I got to be directly catty about the comments in favor of the genital nicking on the part of pediatrics.  I feel often that my comments are fairly ignored over there, which isn’t that big of a deal, comments seem mostly about hearing yourself talk anyway, but it was nice to feel heard on the issue.

I found out PZ’s opinion on Andrew Sullivan (nuanced), Episcopalians (relatively OK with), men hijacking any thread about women to make it all about them and their issues (aware of), Dr.

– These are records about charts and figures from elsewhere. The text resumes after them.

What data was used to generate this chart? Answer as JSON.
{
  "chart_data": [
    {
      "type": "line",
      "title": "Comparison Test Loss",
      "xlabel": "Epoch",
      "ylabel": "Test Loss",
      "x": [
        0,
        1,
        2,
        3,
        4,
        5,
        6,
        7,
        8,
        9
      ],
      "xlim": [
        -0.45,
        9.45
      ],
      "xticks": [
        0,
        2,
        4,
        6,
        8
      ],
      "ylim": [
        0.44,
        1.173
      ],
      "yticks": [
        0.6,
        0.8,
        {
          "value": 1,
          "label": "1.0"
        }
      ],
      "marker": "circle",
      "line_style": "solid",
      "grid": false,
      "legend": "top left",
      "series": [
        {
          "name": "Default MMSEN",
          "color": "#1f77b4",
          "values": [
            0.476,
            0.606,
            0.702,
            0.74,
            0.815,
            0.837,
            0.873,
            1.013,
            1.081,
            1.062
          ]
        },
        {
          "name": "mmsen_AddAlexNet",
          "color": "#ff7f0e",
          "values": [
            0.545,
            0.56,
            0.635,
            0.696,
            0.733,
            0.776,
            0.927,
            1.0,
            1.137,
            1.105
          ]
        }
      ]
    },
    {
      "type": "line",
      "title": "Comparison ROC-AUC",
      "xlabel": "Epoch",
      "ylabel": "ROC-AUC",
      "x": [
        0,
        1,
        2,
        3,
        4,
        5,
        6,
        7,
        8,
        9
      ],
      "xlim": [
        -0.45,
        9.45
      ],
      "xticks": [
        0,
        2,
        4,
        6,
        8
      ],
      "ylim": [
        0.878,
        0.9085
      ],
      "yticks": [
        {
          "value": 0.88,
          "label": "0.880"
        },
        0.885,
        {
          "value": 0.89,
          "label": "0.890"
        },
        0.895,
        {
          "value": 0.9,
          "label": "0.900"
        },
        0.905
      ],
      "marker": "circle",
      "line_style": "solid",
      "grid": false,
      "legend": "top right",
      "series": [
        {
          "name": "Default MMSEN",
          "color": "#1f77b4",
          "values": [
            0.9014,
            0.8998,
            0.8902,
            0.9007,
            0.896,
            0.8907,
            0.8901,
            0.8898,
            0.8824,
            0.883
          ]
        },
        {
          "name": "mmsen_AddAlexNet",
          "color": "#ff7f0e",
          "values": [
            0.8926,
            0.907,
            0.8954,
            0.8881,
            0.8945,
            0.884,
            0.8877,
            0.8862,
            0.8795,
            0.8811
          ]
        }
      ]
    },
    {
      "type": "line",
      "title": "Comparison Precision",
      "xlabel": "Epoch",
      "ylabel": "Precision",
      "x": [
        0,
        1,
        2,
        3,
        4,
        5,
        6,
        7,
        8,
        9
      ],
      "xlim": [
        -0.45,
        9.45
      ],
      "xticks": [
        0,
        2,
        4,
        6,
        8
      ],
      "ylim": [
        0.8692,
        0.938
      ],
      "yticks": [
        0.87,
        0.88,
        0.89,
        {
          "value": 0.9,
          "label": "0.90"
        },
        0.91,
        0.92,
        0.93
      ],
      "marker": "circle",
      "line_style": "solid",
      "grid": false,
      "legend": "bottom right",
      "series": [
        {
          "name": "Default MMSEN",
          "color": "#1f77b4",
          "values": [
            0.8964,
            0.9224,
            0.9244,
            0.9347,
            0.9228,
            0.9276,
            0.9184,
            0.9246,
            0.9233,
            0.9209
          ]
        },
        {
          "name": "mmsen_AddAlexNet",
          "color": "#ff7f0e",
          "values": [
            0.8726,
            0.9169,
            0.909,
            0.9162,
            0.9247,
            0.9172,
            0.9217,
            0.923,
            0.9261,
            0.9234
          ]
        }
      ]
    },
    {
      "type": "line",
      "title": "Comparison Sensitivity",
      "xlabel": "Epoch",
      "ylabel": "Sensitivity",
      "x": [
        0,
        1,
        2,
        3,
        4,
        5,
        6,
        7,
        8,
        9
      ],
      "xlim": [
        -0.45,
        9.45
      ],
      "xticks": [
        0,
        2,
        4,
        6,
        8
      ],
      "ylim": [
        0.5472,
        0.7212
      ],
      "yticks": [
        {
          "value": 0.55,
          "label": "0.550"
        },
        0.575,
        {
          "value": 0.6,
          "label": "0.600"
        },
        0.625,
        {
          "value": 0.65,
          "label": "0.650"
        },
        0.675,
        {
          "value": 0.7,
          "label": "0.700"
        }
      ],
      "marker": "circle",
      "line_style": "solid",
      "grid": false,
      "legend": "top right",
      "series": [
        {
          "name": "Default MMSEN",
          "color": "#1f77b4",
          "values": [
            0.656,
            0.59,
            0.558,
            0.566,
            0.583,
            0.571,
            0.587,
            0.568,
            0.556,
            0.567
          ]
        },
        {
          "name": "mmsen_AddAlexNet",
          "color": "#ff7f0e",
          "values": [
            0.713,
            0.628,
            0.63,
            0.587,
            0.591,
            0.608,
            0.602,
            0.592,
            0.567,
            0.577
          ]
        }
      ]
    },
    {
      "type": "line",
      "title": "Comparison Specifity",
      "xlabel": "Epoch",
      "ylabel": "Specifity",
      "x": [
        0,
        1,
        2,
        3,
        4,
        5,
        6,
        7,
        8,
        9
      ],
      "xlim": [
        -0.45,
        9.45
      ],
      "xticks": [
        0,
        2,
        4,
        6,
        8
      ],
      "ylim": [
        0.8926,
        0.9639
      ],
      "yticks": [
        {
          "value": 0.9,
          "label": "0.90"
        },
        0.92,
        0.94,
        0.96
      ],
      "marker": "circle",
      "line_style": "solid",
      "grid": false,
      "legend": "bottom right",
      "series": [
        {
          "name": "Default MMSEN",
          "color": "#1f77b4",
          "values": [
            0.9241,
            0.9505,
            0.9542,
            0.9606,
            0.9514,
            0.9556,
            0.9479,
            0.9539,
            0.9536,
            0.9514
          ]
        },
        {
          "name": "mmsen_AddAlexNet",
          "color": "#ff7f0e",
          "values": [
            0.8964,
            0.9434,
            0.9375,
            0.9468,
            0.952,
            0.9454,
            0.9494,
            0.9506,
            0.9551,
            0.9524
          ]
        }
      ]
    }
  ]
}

Who (for), Macs (for), Linux (against!), PZed (against!), Australians (arrogant bastards insist on saying PZed), and steak (medium).

I also got to see the cover of his upcoming book which apparently needs to be written.  I give the cover a B+.  It has tentacles, an elephant and a great deal of purple, but it doesn’t have PZ and there’s something weird about the color scheme in general.  I suggested he get a quote from Trophy Wife TM and if that happens I’m just going to go ahead and claim credit right now.

I never quite figured out what he was vaguely irritated with Michael Shermer for.  Michael Shermer, by the way, looks eerily like Jonathan Pryce and has a weird arrogant swagger to him that is both compelling and a bit unsettling.  He was super nice when I talked to him and I got his newest book, so nothing personal there, just an observation.

I also saw PZ at lunch where he said he knew what his grandmother’s face looked like when she orgasmed, made fun of Utah and Mormons, and laughed heartily at my True Stories About Atheism.  I made my mother’s friend cry when I told her I was an atheist.  Hysterically she asked, “Don’t you want to get married and have a family?!”  I told my ex-Catholic mother when she was taking me to college that I was atheist and she said, “I’m so disappointed you don’t believe you’re going to Hell.  Wait, that came out wrong.”

There was lots more and I don’t remember it right now, but if I think of it, I promise I’ll add it.  It was totally worth the money.  And not just for PZ but for the other interesting people who also wanted to have dinner with PZ.  It was all very snarky and civilized.

I forgot to ask him if he’ll do a bit appearance in Bible Con, my script making fun of Christians and atheists, if it actually gets made.